When asked to provide access to my data by PLoS One I was fortunate in that I was using R and the RStudio IDE for my analysis. But even for the uninitiated, this platform provides an easy to learn literate programming platform for documenting your analyses (from data munging through to your final analyses and making pretty plots) using the ultra-easy to learn markup language, rmarkdown, and Yihui Xie’s awesome knitr package. You just have to push the ‘knit’ button when you are done. And if you are intimidated by R, there is a wealth of high-class, and mostly free, online learning material to get you going (e.g., DataCamp, CodeSchool). Not to mention the ever helpful community at stackoverflow.com; if you are having a problem, someone else probably has experienced a similar problem, and Googling your problem will send you to the answer.
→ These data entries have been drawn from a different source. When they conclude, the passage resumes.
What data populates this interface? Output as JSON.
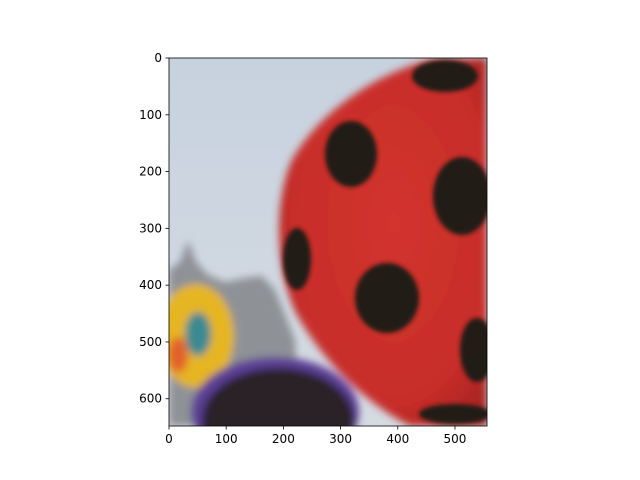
{
  "figure": {
    "image_description": "blurred photo of a red hot-air balloon with black polka dots (ladybug pattern) against a pale blue-grey sky; a yellow balloon edge at lower left, a dark purple-trimmed balloon top at bottom, grey hills in the background",
    "colors": {
      "sky": "#c9d3df",
      "balloon_red": "#c9302c",
      "spots": "#231a18",
      "yellow_balloon": "#e5b520",
      "purple_trim": "#5b3f96",
      "dark_balloon": "#2a2226",
      "hill": "#8e9296"
    }
  },
  "chart_data": {
    "type": "image",
    "xlim": [
      0,
      556
    ],
    "ylim": [
      648,
      0
    ],
    "x_ticks": [
      0,
      100,
      200,
      300,
      400,
      500
    ],
    "y_ticks": [
      0,
      100,
      200,
      300,
      400,
      500,
      600
    ],
    "x_tick_labels": [
      "0",
      "100",
      "200",
      "300",
      "400",
      "500"
    ],
    "y_tick_labels": [
      "0",
      "100",
      "200",
      "300",
      "400",
      "500",
      "600"
    ]
  }
}
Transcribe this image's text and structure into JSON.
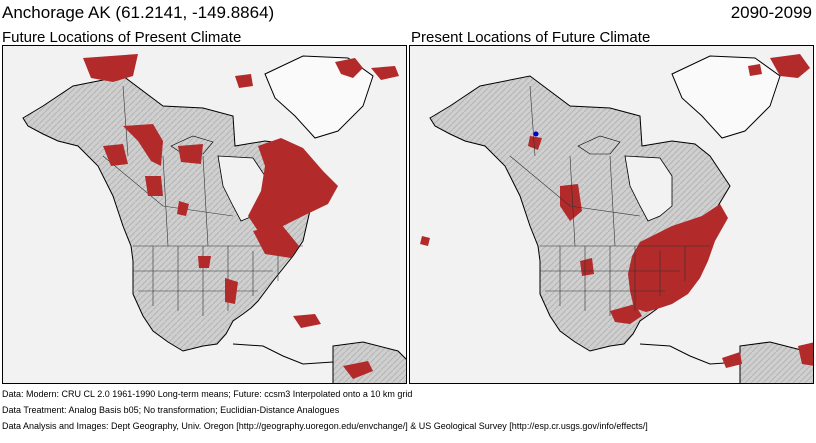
{
  "header": {
    "location": "Anchorage AK  (61.2141, -149.8864)",
    "period": "2090-2099"
  },
  "panels": {
    "left_title": "Future Locations of Present Climate",
    "right_title": "Present Locations of Future Climate"
  },
  "colors": {
    "analog": "#b22a2a",
    "land": "#cfcfcf",
    "water": "#f2f2f2",
    "ice": "#ffffff",
    "marker": "#0000cc"
  },
  "footer": {
    "data": "Data:  Modern: CRU CL 2.0 1961-1990 Long-term means; Future: ccsm3 Interpolated onto a 10 km grid",
    "treatment": "Data Treatment:  Analog Basis b05; No transformation; Euclidian-Distance Analogues",
    "analysis": "Data Analysis and Images:  Dept Geography, Univ. Oregon [http://geography.uoregon.edu/envchange/] & US Geological Survey [http://esp.cr.usgs.gov/info/effects/]"
  }
}
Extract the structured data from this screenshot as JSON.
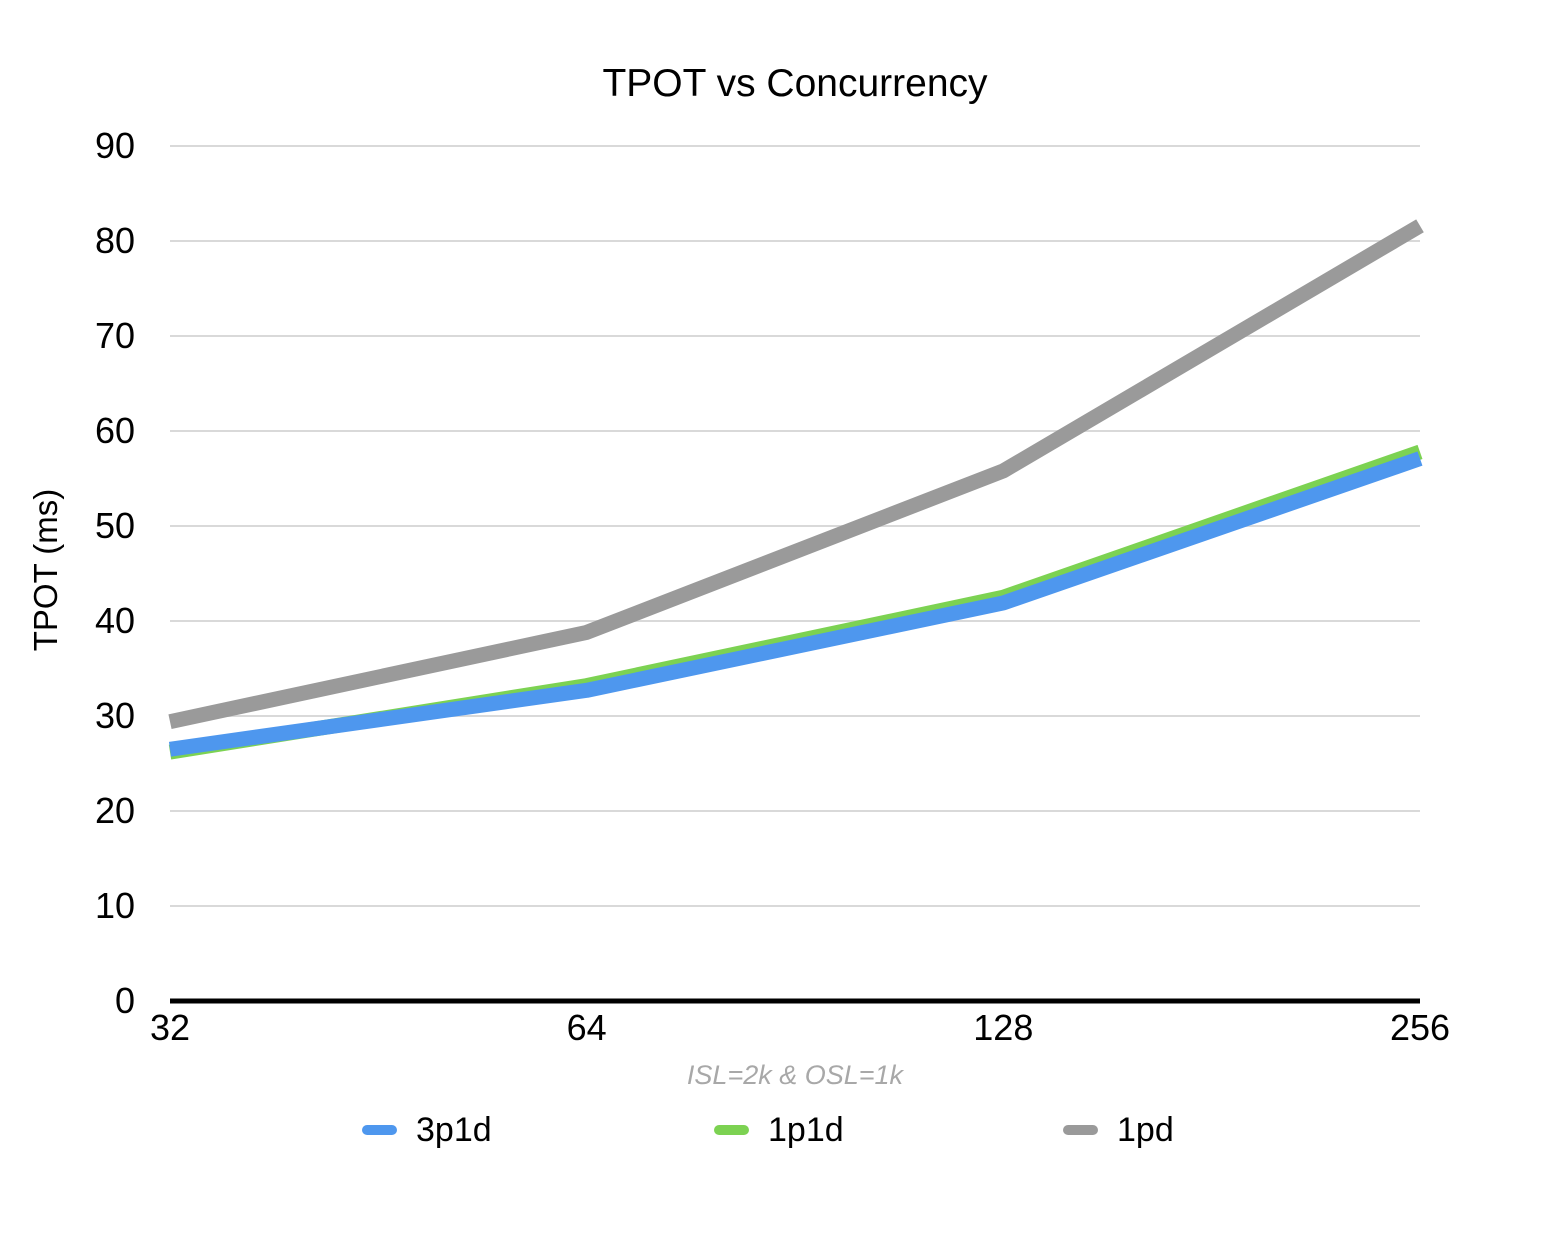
{
  "title": "TPOT vs Concurrency",
  "colors": {
    "background": "#ffffff",
    "gridline": "#d9d9d9",
    "axis": "#000000",
    "tick_text": "#000000",
    "footnote_text": "#a8a8a8",
    "series_3p1d": "#4e97ee",
    "series_1p1d": "#7cd252",
    "series_1pd": "#9a9a9a"
  },
  "chart_data": {
    "type": "line",
    "title": "TPOT vs Concurrency",
    "xlabel": "ISL=2k & OSL=1k",
    "ylabel": "TPOT (ms)",
    "categories": [
      "32",
      "64",
      "128",
      "256"
    ],
    "yticks": [
      0,
      10,
      20,
      30,
      40,
      50,
      60,
      70,
      80,
      90
    ],
    "ylim": [
      0,
      90
    ],
    "grid": true,
    "legend_position": "bottom",
    "series": [
      {
        "name": "3p1d",
        "color": "#4e97ee",
        "values": [
          26.5,
          32.7,
          41.9,
          57.1
        ]
      },
      {
        "name": "1p1d",
        "color": "#7cd252",
        "values": [
          26.2,
          33.2,
          42.5,
          57.8
        ]
      },
      {
        "name": "1pd",
        "color": "#9a9a9a",
        "values": [
          29.4,
          38.8,
          55.8,
          81.6
        ]
      }
    ],
    "draw_order": [
      "1p1d",
      "3p1d",
      "1pd"
    ]
  }
}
To get your data and documentation online, there are numerous online resources available to host the material. I primarily use GitHub.com, which is used mainly by programmers and data scientists. It’s free, it is designed to facilitate collaboration and sharing, it allows version control, licenses can be assigned, private repositories are available for while you are working on the data, it can generate simple webpages for each project. As examples, follow these links to the original github repository and the simple github-generated webpage for the study I mentioned earlier (please forgive me, only the cleaned data are posted - I was new to this). If you want a DOI for your work, there are many free services that will provide you with one (e.g., Zenodo.com, Figshare.com).
Data drives innovation, and I believe that progress in the field of pain would be greatly enhanced if we were afforded the opportunity to directly interact with others researchers’ data, and combine and directly compare it to our data or data from other sources.